Re: Detecting encoding in Plain text

From: jon@hackcraft.net
Date: Thu Jan 08 2004 - 07:09:01 EST

Next message: D. Starner: "Re: Detecting encoding in Plain text"

Previous message: John Delacour: "Re: Detecting encoding in Plain text"
In reply to: Brijesh Sharma: "Detecting encoding in Plain text"
Next in thread: John Delacour: "Re: Detecting encoding in Plain text"
Reply: John Delacour: "Re: Detecting encoding in Plain text"
Messages sorted by: [ date ] [ thread ] [ subject ] [ author ] [ attachment ]
Mail actions: [ respond to this message ] [ mail a new topic ]

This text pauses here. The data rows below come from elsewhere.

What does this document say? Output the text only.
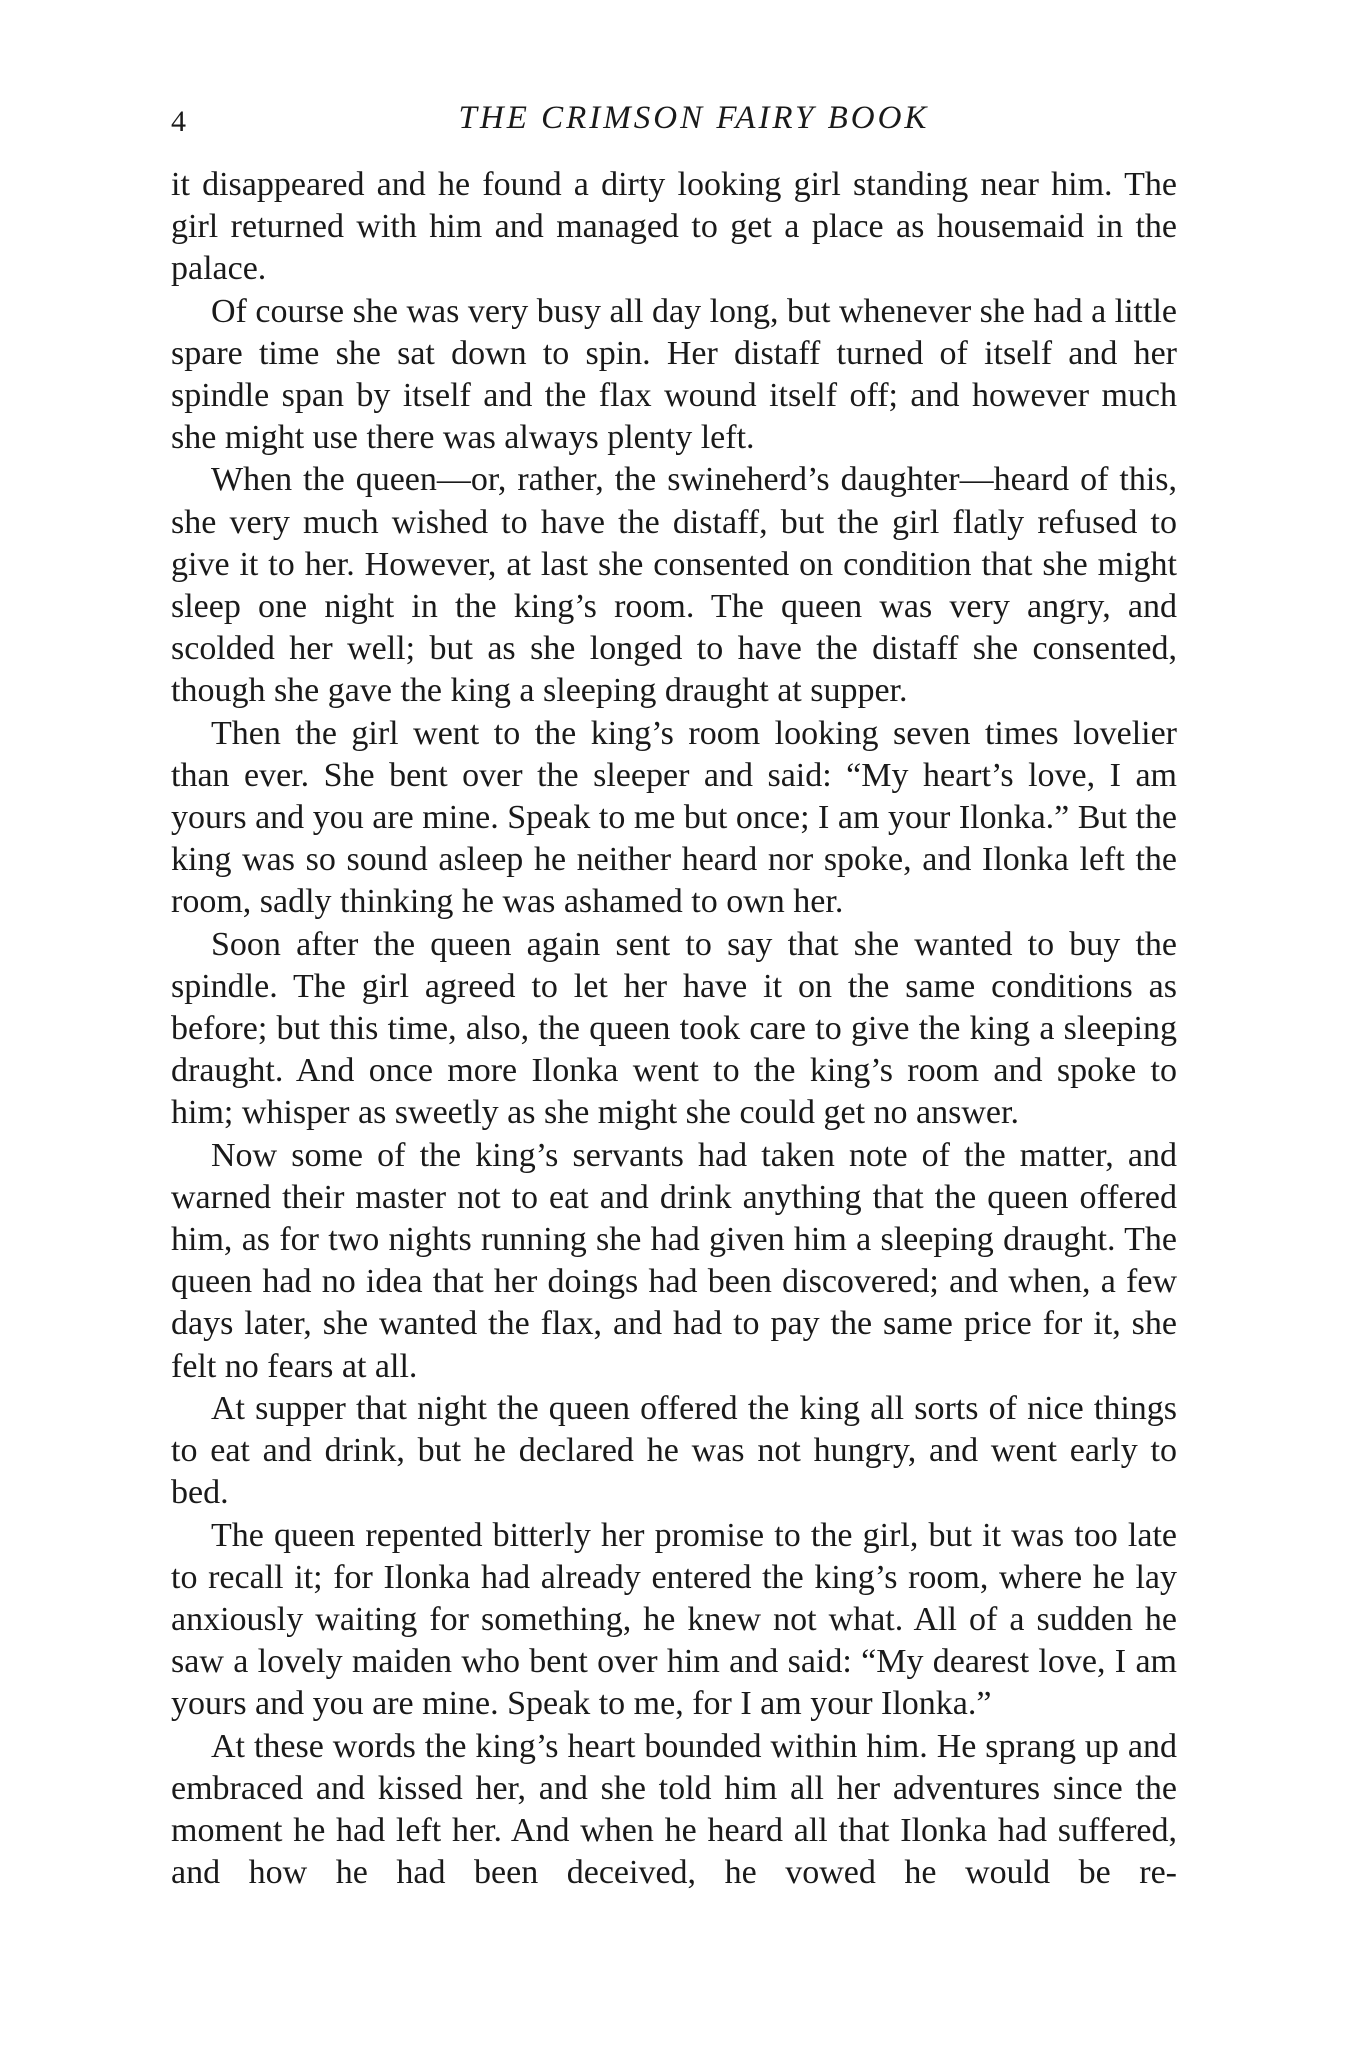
4	THE CRIMSON FAIRY BOOK

it disappeared and he found a dirty looking girl standing near him. The girl returned with him and managed to get a place as housemaid in the palace.

Of course she was very busy all day long, but whenever she had a little spare time she sat down to spin. Her distaff turned of itself and her spindle span by itself and the flax wound itself off; and however much she might use there was always plenty left.

When the queen—or, rather, the swineherd’s daughter—heard of this, she very much wished to have the distaff, but the girl flatly refused to give it to her. However, at last she consented on condition that she might sleep one night in the king’s room. The queen was very angry, and scolded her well; but as she longed to have the distaff she consented, though she gave the king a sleeping draught at supper.

Then the girl went to the king’s room looking seven times lovelier than ever. She bent over the sleeper and said: “My heart’s love, I am yours and you are mine. Speak to me but once; I am your Ilonka.” But the king was so sound asleep he neither heard nor spoke, and Ilonka left the room, sadly thinking he was ashamed to own her.

Soon after the queen again sent to say that she wanted to buy the spindle. The girl agreed to let her have it on the same conditions as before; but this time, also, the queen took care to give the king a sleeping draught. And once more Ilonka went to the king’s room and spoke to him; whisper as sweetly as she might she could get no answer.

Now some of the king’s servants had taken note of the matter, and warned their master not to eat and drink anything that the queen offered him, as for two nights running she had given him a sleeping draught. The queen had no idea that her doings had been discovered; and when, a few days later, she wanted the flax, and had to pay the same price for it, she felt no fears at all.

At supper that night the queen offered the king all sorts of nice things to eat and drink, but he declared he was not hungry, and went early to bed.

The queen repented bitterly her promise to the girl, but it was too late to recall it; for Ilonka had already entered the king’s room, where he lay anxiously waiting for something, he knew not what. All of a sudden he saw a lovely maiden who bent over him and said: “My dearest love, I am yours and you are mine. Speak to me, for I am your Ilonka.”

At these words the king’s heart bounded within him. He sprang up and embraced and kissed her, and she told him all her adventures since the moment he had left her. And when he heard all that Ilonka had suffered, and how he had been deceived, he vowed he would be re-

> I writing a small tool to get text from a txt file into a edit box.
> Now this txt file could be in any encoding for eg(UTF-8,UTF-16,Mac
> Roman,Windows ANSI,Western (ISO-8859-1),JIS,Shift-JIS etc)
> My problem is that I can distinguish between UTF-8 or UTF-16 using the BOM.
> But how do I auto detect the others.
> Any kind of help will be appreciated.

There is no foolproof way of differentiating between some of the encodings.
While UTF-16 or UTF-8 with a BOM (such files don't necessarily start with a BOM
by the way) "stand out" as being unlikely to be in any other encoding others
are more troublesome.

If there is no source of encoding information (such as you get with xml
declarations, HTTP headers and such), and even if there is, it may be best to
offer your users the ability to select encodings (perhaps with the default
choice based on locale settings).

--
Jon Hanna
<http://www.hackcraft.net/>
*Thought provoking quote goes here*

Next message: D. Starner: "Re: Detecting encoding in Plain text"
Previous message: John Delacour: "Re: Detecting encoding in Plain text"
In reply to: Brijesh Sharma: "Detecting encoding in Plain text"
Next in thread: John Delacour: "Re: Detecting encoding in Plain text"
Reply: John Delacour: "Re: Detecting encoding in Plain text"
Messages sorted by: [ date ] [ thread ] [ subject ] [ author ] [ attachment ]
Mail actions: [ respond to this message ] [ mail a new topic ]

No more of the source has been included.